NCC team claims first after recycling continuous carbon fibres from pressure tanks
4 May 2022
Engineers at the National Composites Centre in Bristol are hailing a “significant milestone in the development of Britain’s hydrogen capability” after reclaiming continuous carbon fibres from a whole pressure vessel to manufacture a new pressure vessel.
NCC, the UK’s centre of excellence for advanced composite applications, collaborated with SME partners B&M Longworth Ltd and Cygnet Texkimp, to achieve what they say is a first in the UK.
CEO of Cygnet Texkimp Luke Vardy described the breakthrough:
“Not only does this technology have the potential to transform end-of-life outcomes for composites, but it also shows how we can do so without compromising the essential properties of the fibre,” he stated.
“That commitment to fibre integrity is extremely significant because it allows us to reclaim and repurpose carbon fibre in a way that is reliable and sustainable, while creating end products of the highest quality and consistency.”
Partnering with Lancashire-based B&M, the NCC team reclaimed continuous carbon fibre, from end-of-life composite pressure tanks, using the company’s DEECOM process.
As the gas has low energy density it needs to be compressed and stored at very high pressures, between 350 to 700 bar (5,076 – 10,152 psi). This makes high-strength, lower-weight carbon fibre the material of choice, especially for hydrogen pressure vessels in vehicles such as cars or aircraft, where power-to-weight is critical.

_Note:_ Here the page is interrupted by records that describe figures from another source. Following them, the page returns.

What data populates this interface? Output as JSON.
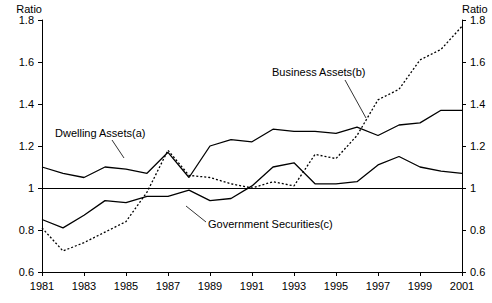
{
  "chart_data": {
    "type": "line",
    "y_label": "Ratio",
    "y2_label": "Ratio",
    "x": [
      1981,
      1982,
      1983,
      1984,
      1985,
      1986,
      1987,
      1988,
      1989,
      1990,
      1991,
      1992,
      1993,
      1994,
      1995,
      1996,
      1997,
      1998,
      1999,
      2000,
      2001
    ],
    "xlim": [
      1981,
      2001
    ],
    "xticks": [
      1981,
      1983,
      1985,
      1987,
      1989,
      1991,
      1993,
      1995,
      1997,
      1999,
      2001
    ],
    "ylim": [
      0.6,
      1.8
    ],
    "yticks": [
      0.6,
      0.8,
      1,
      1.2,
      1.4,
      1.6,
      1.8
    ],
    "y2lim": [
      0.6,
      1.8
    ],
    "y2ticks": [
      0.6,
      0.8,
      1,
      1.2,
      1.4,
      1.6,
      1.8
    ],
    "reference_line": {
      "y": 1
    },
    "grid": false,
    "series": [
      {
        "name": "Dwelling Assets(a)",
        "color": "#000000",
        "line_style": "solid",
        "values": [
          1.1,
          1.07,
          1.05,
          1.1,
          1.09,
          1.07,
          1.17,
          1.05,
          1.2,
          1.23,
          1.22,
          1.28,
          1.27,
          1.27,
          1.26,
          1.29,
          1.25,
          1.3,
          1.31,
          1.37,
          1.37
        ]
      },
      {
        "name": "Business Assets(b)",
        "color": "#000000",
        "line_style": "dotted",
        "values": [
          0.81,
          0.7,
          0.74,
          0.79,
          0.84,
          0.98,
          1.18,
          1.06,
          1.05,
          1.02,
          1.0,
          1.03,
          1.01,
          1.16,
          1.14,
          1.25,
          1.42,
          1.47,
          1.61,
          1.66,
          1.77
        ]
      },
      {
        "name": "Government Securities(c)",
        "color": "#000000",
        "line_style": "solid",
        "values": [
          0.85,
          0.81,
          0.87,
          0.94,
          0.93,
          0.96,
          0.96,
          0.99,
          0.94,
          0.95,
          1.01,
          1.1,
          1.12,
          1.02,
          1.02,
          1.03,
          1.11,
          1.15,
          1.1,
          1.08,
          1.07
        ]
      }
    ]
  }
}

Demand for carbon-fibre is expected to grow five-fold between 2025 and 2030, exceeding global manufacturing capacity. Creating viable, low cost recovery processes, that retain the inherent strength of continuous carbon fibres for recycling, is therefore key to the development of the hydrogen economy.
Until recently, recycling processes for composite components such as wind turbine blades has resulted in short fibres with lower mechanical properties than virgin fibre. Although useful the material is unsuitable for re-use in high performing products.

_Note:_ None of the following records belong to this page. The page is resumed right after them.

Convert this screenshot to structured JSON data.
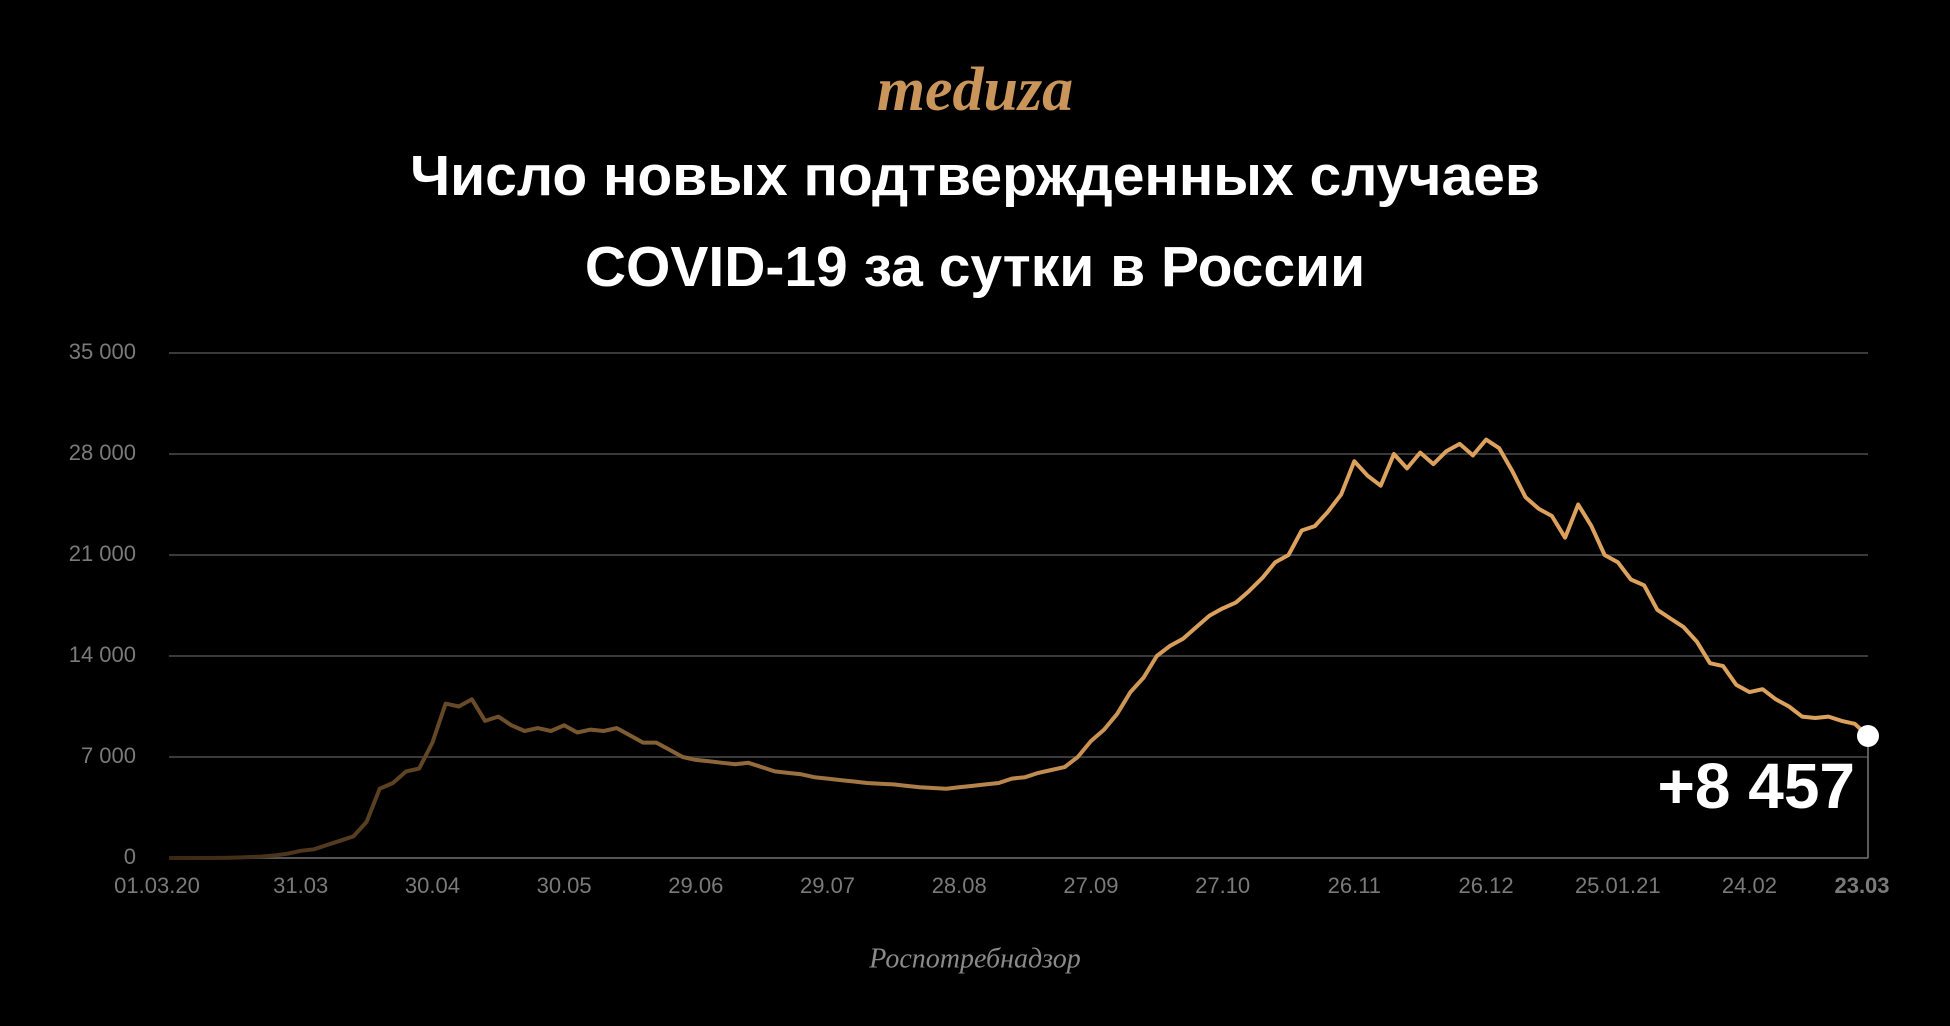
{
  "logo": "meduza",
  "chart_data": {
    "type": "line",
    "title": "Число новых подтвержденных случаев COVID-19 за сутки в России",
    "source": "Роспотребнадзор",
    "categories": [
      "01.03.20",
      null,
      null,
      null,
      null,
      null,
      null,
      null,
      null,
      null,
      "31.03",
      null,
      null,
      null,
      null,
      null,
      null,
      null,
      null,
      null,
      "30.04",
      null,
      null,
      null,
      null,
      null,
      null,
      null,
      null,
      null,
      "30.05",
      null,
      null,
      null,
      null,
      null,
      null,
      null,
      null,
      null,
      "29.06",
      null,
      null,
      null,
      null,
      null,
      null,
      null,
      null,
      null,
      "29.07",
      null,
      null,
      null,
      null,
      null,
      null,
      null,
      null,
      null,
      "28.08",
      null,
      null,
      null,
      null,
      null,
      null,
      null,
      null,
      null,
      "27.09",
      null,
      null,
      null,
      null,
      null,
      null,
      null,
      null,
      null,
      "27.10",
      null,
      null,
      null,
      null,
      null,
      null,
      null,
      null,
      null,
      "26.11",
      null,
      null,
      null,
      null,
      null,
      null,
      null,
      null,
      null,
      "26.12",
      null,
      null,
      null,
      null,
      null,
      null,
      null,
      null,
      null,
      "25.01.21",
      null,
      null,
      null,
      null,
      null,
      null,
      null,
      null,
      null,
      "24.02",
      null,
      null,
      null,
      null,
      null,
      null,
      null,
      null,
      "23.03"
    ],
    "values": [
      0,
      0,
      2,
      3,
      10,
      30,
      60,
      100,
      170,
      300,
      500,
      600,
      900,
      1200,
      1500,
      2500,
      4800,
      5200,
      6000,
      6200,
      8000,
      10700,
      10500,
      11000,
      9500,
      9800,
      9200,
      8800,
      9000,
      8800,
      9200,
      8700,
      8900,
      8800,
      9000,
      8500,
      8000,
      8000,
      7500,
      7000,
      6800,
      6700,
      6600,
      6500,
      6600,
      6300,
      6000,
      5900,
      5800,
      5600,
      5500,
      5400,
      5300,
      5200,
      5150,
      5100,
      5000,
      4900,
      4850,
      4800,
      4900,
      5000,
      5100,
      5200,
      5500,
      5600,
      5900,
      6100,
      6300,
      7000,
      8100,
      8900,
      10000,
      11500,
      12500,
      14000,
      14700,
      15200,
      16000,
      16800,
      17300,
      17700,
      18500,
      19400,
      20500,
      21000,
      22700,
      23000,
      24000,
      25200,
      27500,
      26500,
      25800,
      28000,
      27000,
      28100,
      27300,
      28200,
      28700,
      27900,
      29000,
      28400,
      26800,
      25000,
      24200,
      23700,
      22200,
      24500,
      23000,
      21000,
      20500,
      19300,
      18900,
      17200,
      16600,
      16000,
      15000,
      13500,
      13300,
      12000,
      11500,
      11700,
      11000,
      10500,
      9800,
      9700,
      9800,
      9500,
      9300,
      8457
    ],
    "value_labels": [
      null,
      null,
      null,
      null,
      null,
      null,
      null,
      null,
      null,
      null,
      null,
      null,
      null,
      null,
      null,
      null,
      null,
      null,
      null,
      null,
      null,
      null,
      null,
      null,
      null,
      null,
      null,
      null,
      null,
      null,
      null,
      null,
      null,
      null,
      null,
      null,
      null,
      null,
      null,
      null,
      null,
      null,
      null,
      null,
      null,
      null,
      null,
      null,
      null,
      null,
      null,
      null,
      null,
      null,
      null,
      null,
      null,
      null,
      null,
      null,
      null,
      null,
      null,
      null,
      null,
      null,
      null,
      null,
      null,
      null,
      null,
      null,
      null,
      null,
      null,
      null,
      null,
      null,
      null,
      null,
      null,
      null,
      null,
      null,
      null,
      null,
      null,
      null,
      null,
      null,
      null,
      null,
      null,
      null,
      null,
      null,
      null,
      null,
      null,
      null,
      null,
      null,
      null,
      null,
      null,
      null,
      null,
      null,
      null,
      null,
      null,
      null,
      null,
      null,
      null,
      null,
      null,
      null,
      null,
      null,
      null,
      null,
      null,
      null,
      null,
      null,
      null,
      null,
      null,
      "+8 457"
    ],
    "color": "#dca15d",
    "gradient_start_color": "#3a2814",
    "ylim": [
      0,
      35000
    ],
    "yticks": [
      0,
      {
        "value": 7000,
        "label": "7 000"
      },
      {
        "value": 14000,
        "label": "14 000"
      },
      {
        "value": 21000,
        "label": "21 000"
      },
      {
        "value": 28000,
        "label": "28 000"
      },
      {
        "value": 35000,
        "label": "35 000"
      }
    ],
    "grid": true
  }
}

Originally designed to remove waste polymers from filters and production equipment, the process uses superheated steam, under compression, to penetrate microscopic fissures in the composite’s polymer, where it then condenses.
On decompression, it boils and expands, cracking the polymer and carrying away broken particles. This pressure swing cycle is then repeated until all the matrix has been separated from the fibre, allowing the monomers to also be reclaimed for possible reprocessing.

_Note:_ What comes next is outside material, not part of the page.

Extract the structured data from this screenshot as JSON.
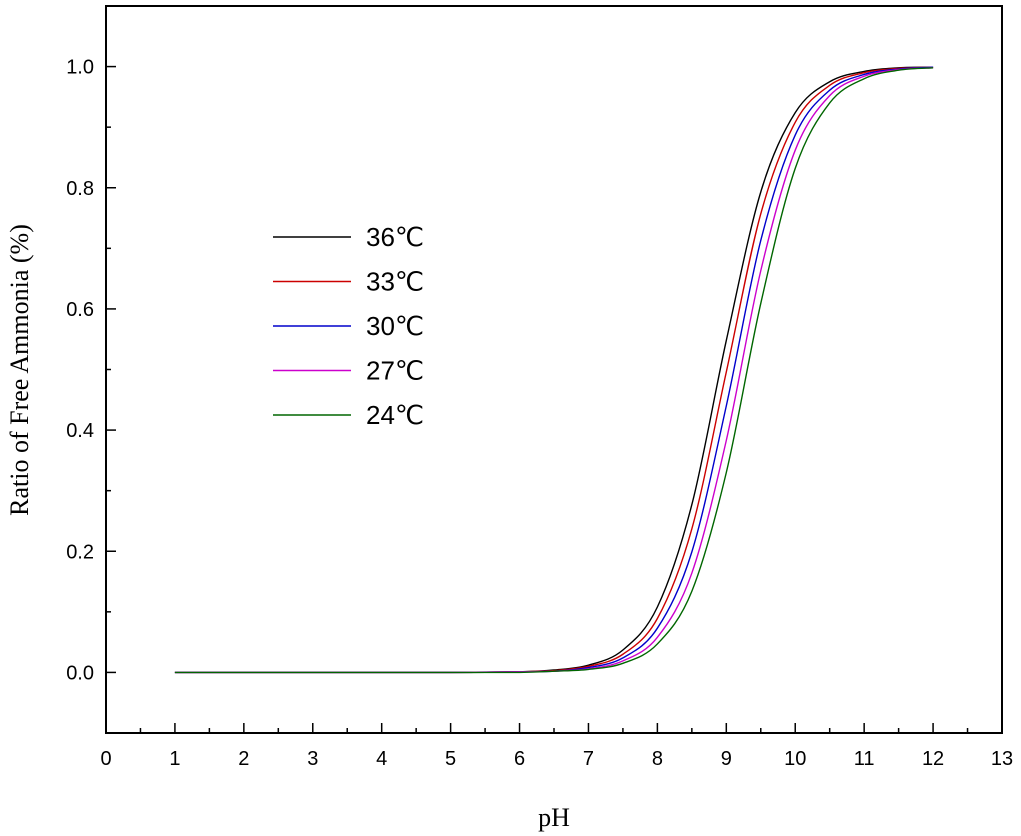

The DEECOM process leaves the primary component material intact and undamaged, allowing for any length to be retained. National Composites Centre engineers working with fibre handling and conversion technology leaders Cygnet Texkimp could employ the reclaimed continuous carbon fibre to make a new pressure vessel using filament winding.
Fibre recovery and recycling project forms part of the centre’s Hydrogen programme, developing and sharing the technical knowledge, cross-sector composite expertise and state of the art technology that businesses need to achieve their hydrogen ambitions.
Announcing the project results, NCC chief engineer, hydrogen, National Composites Centre Marcus Walls-Bruck, said continuous fibre recovery was a significant step towards the goal of a fully recyclable certified tank – the critical technology barrier to embed hydrogen in the energy mix and meet net zero targets.
B&M Longworth director Jen Hill concluded:
“Recent projects have seen success in a range of composite panels and automotive parts, so a move towards hydrogen tanks was the next logical challenge.”
“By pulling together we can onshore advanced material production, optimise reuse, reduce import and supply chain issues and improve the UK’s export potential, all while leading on sustainability in composites.”